Very strange, my function does not use these three registers at all, and the compiler also generates the above three instructions.
Reading the contents of the STACK is based on the base pointer EBP. So correspond to SUM = X Y; a sentence you will see
MOV EAX, DWORD PTR [EBP 8]
Add Eax, DWORD PTR [EBP 0CH]
MOV DWORD PTR [EBP-4], EAX
Where [EBP 8] is x, [EBP 0CH] is Y, remember that the stack direction is from right, so y is on the X.
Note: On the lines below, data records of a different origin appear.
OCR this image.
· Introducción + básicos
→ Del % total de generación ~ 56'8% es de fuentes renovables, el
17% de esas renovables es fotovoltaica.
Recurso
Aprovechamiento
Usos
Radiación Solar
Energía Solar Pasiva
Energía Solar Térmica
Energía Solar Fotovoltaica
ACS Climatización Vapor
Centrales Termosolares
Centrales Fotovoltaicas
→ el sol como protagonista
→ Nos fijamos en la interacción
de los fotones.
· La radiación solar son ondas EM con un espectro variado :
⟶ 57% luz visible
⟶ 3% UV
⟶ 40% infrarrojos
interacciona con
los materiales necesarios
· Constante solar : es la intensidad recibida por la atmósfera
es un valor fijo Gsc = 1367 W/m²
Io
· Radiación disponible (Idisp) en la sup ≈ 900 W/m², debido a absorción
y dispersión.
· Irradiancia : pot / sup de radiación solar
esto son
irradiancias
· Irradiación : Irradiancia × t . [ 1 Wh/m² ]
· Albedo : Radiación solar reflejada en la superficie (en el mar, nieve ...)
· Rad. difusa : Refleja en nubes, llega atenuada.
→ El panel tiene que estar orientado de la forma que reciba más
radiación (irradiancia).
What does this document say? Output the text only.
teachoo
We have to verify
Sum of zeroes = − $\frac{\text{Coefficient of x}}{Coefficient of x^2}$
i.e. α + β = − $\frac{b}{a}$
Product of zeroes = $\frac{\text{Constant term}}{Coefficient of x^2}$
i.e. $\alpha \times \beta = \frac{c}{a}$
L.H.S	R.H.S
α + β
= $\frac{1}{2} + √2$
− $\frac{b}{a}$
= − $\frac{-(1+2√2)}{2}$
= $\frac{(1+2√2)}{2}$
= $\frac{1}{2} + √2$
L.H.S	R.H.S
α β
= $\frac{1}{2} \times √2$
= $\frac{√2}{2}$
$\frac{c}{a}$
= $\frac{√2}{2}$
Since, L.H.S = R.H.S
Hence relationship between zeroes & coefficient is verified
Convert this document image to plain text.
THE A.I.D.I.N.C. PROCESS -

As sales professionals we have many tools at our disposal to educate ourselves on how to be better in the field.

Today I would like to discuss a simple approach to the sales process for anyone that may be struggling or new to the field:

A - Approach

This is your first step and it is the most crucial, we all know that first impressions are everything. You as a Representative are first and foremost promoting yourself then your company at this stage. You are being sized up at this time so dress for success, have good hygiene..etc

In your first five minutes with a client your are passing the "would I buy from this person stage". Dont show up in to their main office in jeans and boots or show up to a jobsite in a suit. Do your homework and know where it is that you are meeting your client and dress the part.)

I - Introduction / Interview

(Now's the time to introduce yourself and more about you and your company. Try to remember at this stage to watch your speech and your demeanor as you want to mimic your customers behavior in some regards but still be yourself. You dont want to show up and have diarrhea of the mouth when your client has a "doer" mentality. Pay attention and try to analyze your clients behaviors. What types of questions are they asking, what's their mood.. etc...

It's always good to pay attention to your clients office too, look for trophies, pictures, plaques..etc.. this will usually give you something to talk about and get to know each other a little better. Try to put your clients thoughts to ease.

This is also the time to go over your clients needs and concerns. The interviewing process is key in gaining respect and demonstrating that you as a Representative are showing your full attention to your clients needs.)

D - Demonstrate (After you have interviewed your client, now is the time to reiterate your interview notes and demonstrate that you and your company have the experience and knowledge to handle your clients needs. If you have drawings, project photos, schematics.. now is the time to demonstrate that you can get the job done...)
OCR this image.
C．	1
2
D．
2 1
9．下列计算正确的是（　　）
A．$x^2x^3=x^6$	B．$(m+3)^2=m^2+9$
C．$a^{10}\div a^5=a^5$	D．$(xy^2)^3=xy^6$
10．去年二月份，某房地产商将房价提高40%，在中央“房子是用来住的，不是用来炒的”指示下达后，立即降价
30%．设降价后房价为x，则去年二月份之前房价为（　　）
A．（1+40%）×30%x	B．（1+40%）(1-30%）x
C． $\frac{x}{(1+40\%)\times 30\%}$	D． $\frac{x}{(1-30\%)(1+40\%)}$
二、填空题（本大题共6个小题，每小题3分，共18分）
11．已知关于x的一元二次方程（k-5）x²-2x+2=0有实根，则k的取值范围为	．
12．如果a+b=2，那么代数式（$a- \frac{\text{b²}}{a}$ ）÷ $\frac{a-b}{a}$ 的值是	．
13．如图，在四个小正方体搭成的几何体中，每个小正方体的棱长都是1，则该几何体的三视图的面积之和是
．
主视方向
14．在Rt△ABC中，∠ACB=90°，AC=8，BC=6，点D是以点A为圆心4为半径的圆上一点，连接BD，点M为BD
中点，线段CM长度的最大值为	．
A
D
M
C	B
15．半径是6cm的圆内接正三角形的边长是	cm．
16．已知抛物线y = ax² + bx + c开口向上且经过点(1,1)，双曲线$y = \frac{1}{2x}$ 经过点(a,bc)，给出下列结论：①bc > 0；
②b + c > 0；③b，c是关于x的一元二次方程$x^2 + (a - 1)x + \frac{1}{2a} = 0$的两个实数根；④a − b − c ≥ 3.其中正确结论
Let's take a look at the function when you exit:
POP EDI
POP ESIPOP EBX
MOV ESP, EBP
POP EBP
Ret 8
At this point, the STACK framework is restored, so that the ESP is the same as that just enters this function, RET 8 makes the ESP plus 8, so that the ESP is consistent with the function that does not call this function. If you use the __cdecl call rule, the caller is operated by the caller with the ADD ESP, 8, so that the size of the Stack is consistent with the failure of the function. The use of Stack is completely implemented by the compiler, as long as it is not overflow, it may be a memory intelligent management. The last two points to be added is: First, Stack is not automatically expanded like HEAP. If you use a light reserve, he will overflow on time. Second, don't think that you use the default parameters to link, you have 1M Stack, see the startup code, you know before you have Stack, c run -time
Library for a small part of the STACK.